Hoy no tengo ganas de escribir.
Para no responsabilizar a mi tedio, al destino, dios, el chupacabras, en fin, lo que sea, le echo la culpa a la hora: 7:17 p.m. y a este martes con cara de domingo.
Si menciono que no tengo ganas, no debería hacerlo y ya está. Quizá solo quiero llamar la atención y dármelas de víctima, para que alguien me pregunte qué me pasa, y esperar a que me suelten una frase vacía del estilo: “tranquilo, todo va a estar bien”.
¿Por qué lo hago?, es decir, ¿Por qué escribo si no tengo ganas? Porque ayer tampoco lo hice y pienso que si lo hago hoy, evitaré una catástrofe en mi vida o en la de otra persona.
Con catástrofe, como ya lo he dicho antes, me refiero a pequeños desbarajustes, casi imperceptibles en nuestras vidas, pero tan determinantes como un balazo en la cabeza, es decir, algo que no tiene reversa, pero que desvía al cauce de la vida en direcciones inimaginables.
Lo de no escribir es solo un decir, porque hoy acabé un texto de 2700 palabras, pero no pertenece a este espacio donde hablo de lo primero que se me venga a la cabeza, y que, repito, controla que el curso de los acontecimientos de la vida no se despiporre más de la cuenta.
Sufro hoy, parece, de eso que algunos llaman El síndrome del domingo, pero como es martes, démosle un nuevo nombre: El síndrome del día festivo.
Recuerdo un domingo en el que ese síndrome tuvo un pico.

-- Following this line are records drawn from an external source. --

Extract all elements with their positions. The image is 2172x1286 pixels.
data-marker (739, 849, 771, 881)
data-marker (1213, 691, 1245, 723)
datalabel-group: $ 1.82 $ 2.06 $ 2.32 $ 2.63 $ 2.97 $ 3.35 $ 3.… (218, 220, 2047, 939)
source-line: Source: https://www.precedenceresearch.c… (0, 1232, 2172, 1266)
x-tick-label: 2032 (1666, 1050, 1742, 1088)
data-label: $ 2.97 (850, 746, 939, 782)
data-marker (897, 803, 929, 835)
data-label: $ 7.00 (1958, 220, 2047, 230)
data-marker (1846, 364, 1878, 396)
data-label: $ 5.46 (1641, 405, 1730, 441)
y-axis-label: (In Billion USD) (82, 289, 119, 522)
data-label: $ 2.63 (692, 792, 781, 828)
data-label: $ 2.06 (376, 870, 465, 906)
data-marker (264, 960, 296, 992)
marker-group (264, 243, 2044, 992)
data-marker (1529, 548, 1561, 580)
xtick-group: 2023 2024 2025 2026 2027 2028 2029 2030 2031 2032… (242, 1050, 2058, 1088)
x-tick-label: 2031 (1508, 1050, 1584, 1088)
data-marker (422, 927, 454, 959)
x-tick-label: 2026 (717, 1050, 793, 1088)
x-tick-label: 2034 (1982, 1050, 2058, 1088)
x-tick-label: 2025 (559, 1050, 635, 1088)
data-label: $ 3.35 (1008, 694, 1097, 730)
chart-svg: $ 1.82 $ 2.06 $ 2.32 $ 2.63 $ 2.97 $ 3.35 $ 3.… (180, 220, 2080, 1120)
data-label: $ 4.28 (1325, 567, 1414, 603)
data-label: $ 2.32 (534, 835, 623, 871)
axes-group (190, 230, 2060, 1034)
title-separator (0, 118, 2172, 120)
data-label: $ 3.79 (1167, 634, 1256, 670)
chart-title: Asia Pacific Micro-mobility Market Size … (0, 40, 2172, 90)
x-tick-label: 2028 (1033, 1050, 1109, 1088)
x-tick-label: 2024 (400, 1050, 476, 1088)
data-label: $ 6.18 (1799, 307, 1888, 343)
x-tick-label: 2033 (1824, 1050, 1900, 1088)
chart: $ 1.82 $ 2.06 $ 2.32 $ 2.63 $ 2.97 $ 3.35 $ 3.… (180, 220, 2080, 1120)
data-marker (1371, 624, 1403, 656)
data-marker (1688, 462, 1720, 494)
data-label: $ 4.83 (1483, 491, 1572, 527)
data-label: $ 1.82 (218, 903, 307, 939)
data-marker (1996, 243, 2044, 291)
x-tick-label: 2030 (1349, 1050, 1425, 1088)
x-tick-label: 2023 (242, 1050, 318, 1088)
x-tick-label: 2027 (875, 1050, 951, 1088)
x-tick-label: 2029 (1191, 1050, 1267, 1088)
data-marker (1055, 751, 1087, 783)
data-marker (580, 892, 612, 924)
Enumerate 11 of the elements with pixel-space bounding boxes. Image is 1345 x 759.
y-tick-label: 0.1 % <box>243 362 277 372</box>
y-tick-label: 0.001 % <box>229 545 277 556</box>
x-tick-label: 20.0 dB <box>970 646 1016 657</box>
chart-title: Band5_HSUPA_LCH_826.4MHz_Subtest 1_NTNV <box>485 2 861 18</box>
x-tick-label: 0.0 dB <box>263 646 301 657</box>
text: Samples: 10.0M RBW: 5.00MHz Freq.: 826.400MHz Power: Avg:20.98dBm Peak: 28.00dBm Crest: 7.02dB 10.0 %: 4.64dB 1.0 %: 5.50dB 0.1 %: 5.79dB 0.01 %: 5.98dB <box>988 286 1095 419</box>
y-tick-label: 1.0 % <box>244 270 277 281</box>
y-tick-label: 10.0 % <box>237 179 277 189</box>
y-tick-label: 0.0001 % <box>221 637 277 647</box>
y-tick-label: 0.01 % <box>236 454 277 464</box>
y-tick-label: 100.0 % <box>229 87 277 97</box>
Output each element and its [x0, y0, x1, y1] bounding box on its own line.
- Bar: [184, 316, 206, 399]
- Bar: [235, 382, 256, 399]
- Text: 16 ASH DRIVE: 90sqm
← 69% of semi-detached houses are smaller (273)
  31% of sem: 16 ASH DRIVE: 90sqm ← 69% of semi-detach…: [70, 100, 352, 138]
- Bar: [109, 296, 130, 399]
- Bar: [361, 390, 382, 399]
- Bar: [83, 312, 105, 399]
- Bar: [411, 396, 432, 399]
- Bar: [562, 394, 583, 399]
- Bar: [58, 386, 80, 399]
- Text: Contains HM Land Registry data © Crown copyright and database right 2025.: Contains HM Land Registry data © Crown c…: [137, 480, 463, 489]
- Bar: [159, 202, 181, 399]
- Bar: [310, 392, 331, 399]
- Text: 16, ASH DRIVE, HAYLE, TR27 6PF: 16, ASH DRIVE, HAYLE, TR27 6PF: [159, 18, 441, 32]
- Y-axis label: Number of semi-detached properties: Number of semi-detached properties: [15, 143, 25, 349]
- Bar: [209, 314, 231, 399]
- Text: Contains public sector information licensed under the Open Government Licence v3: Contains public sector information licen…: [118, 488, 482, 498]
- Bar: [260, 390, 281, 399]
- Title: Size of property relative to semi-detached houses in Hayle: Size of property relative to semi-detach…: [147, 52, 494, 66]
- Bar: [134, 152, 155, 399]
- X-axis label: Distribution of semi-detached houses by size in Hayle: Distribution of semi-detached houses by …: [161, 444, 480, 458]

Trabajaba en un lugar con un ambiente laboral tóxico y pensar que ya quedaban solo unas cuantas horas para volver me causaba un malestar, digamos espiritual.
No contento con lidiar con el tedio de la mejor forma posible, me fui a cine con mis hermanas a ver El Pianista, una película berracamente triste, que potencio la melancolía que cargaba ese día.